Ultron’s powers include superhuman levels of strength, speed, stamina, durability, reflexes, subsonic flight and various offensive weapons on top of being a superb roboticist and strategist. Good luck fighting THAT guy!
I suggest picking up Siege event from your local comic book shop, for an especially issues #34-#37 tasty bit of Ultron madness.
“Enjoy your small victory Xavier, for the Age of Apocalypse is nigh!”

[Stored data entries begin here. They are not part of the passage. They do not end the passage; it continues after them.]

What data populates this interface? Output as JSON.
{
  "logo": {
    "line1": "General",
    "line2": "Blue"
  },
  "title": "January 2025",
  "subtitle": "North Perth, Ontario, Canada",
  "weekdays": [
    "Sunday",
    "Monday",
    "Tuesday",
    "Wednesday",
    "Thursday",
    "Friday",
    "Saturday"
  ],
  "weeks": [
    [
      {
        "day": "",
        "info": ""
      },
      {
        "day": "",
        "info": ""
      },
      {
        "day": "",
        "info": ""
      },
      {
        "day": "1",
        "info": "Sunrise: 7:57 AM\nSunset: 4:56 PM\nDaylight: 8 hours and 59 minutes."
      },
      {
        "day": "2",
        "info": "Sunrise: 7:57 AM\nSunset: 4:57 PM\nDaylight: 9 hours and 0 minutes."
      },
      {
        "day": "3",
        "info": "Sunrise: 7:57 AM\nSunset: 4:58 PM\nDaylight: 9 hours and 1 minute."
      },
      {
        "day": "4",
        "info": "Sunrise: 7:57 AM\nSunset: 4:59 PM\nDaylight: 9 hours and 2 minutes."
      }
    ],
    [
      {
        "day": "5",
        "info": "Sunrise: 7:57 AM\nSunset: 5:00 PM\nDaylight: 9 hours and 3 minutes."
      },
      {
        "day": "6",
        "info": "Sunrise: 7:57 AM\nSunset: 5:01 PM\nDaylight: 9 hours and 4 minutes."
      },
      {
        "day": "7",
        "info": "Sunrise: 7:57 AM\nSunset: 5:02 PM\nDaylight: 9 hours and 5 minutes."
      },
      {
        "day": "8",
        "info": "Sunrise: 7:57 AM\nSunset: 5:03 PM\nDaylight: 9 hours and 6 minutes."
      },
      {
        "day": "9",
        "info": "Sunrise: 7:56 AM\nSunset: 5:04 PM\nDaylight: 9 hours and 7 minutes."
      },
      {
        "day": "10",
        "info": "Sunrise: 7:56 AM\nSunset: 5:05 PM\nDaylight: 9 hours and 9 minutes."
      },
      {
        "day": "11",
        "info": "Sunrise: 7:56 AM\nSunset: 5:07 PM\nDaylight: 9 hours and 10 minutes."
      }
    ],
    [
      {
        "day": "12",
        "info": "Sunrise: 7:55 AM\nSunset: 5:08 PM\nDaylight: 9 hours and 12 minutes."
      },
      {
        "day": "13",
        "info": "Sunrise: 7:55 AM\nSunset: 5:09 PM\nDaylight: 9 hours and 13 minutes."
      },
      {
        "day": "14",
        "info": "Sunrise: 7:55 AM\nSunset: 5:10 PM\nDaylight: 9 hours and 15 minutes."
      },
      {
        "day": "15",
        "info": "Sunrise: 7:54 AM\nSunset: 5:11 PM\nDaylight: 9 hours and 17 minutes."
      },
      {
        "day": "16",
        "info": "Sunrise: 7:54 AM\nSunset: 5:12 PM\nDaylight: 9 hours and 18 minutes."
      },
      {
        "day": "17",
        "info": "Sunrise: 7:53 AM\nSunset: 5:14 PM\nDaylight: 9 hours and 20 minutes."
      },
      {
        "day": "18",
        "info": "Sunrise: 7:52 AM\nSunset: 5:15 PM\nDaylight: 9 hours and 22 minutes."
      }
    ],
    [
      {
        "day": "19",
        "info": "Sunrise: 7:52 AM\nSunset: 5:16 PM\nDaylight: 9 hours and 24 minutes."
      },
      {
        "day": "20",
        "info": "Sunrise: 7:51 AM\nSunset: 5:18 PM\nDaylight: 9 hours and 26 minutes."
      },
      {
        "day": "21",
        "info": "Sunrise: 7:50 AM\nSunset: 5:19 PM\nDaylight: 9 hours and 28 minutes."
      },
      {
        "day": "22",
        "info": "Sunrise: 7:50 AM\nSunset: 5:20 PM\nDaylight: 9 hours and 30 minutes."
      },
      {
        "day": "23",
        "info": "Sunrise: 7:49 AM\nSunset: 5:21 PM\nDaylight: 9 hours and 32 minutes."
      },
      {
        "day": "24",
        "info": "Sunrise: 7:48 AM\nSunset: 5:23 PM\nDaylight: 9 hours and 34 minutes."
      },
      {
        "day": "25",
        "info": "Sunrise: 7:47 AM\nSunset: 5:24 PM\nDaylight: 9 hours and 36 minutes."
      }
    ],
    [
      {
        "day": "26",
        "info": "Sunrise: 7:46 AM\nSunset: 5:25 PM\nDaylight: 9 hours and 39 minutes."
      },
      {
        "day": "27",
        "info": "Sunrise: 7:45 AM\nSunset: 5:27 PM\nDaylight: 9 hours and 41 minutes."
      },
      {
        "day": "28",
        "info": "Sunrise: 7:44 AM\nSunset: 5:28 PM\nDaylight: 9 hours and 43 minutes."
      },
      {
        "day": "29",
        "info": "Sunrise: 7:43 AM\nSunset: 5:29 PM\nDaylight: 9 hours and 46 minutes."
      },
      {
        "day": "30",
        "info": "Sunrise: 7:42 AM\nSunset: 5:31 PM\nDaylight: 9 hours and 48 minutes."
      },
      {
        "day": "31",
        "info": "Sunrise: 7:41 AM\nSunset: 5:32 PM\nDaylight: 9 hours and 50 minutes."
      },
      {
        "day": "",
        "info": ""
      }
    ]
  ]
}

Merciless, and brutal, Apocalypse first arrived on the Marvel scene in the 1980’s, as the first mutant. Regardless of being over 5,000 years old, Apocalypse had alien technology that he used to his advantage to implement his “survival of the fittest” mentality, transform and enhance himself, and entered a state of suspended animation. Large, grey skinned and blue lipped, Apocalypse cuts an intimidating figure, especially when flanked by his Four Horsemen.
His mutant powers include shape-shifting on a molecular level, teleportation, immense strength, near invulnerability, rapid regeneration, energy absorption, and projection. He is resistant to telepathy and psychic attack, and may have limited telepathic and telekinetic capabilities of his own. Currently, Apocalypse has been reborn as a child in the new series Uncanny X-Force.
The Age of Apocalypse mini-series is definitely the most popular, and worth some of your time!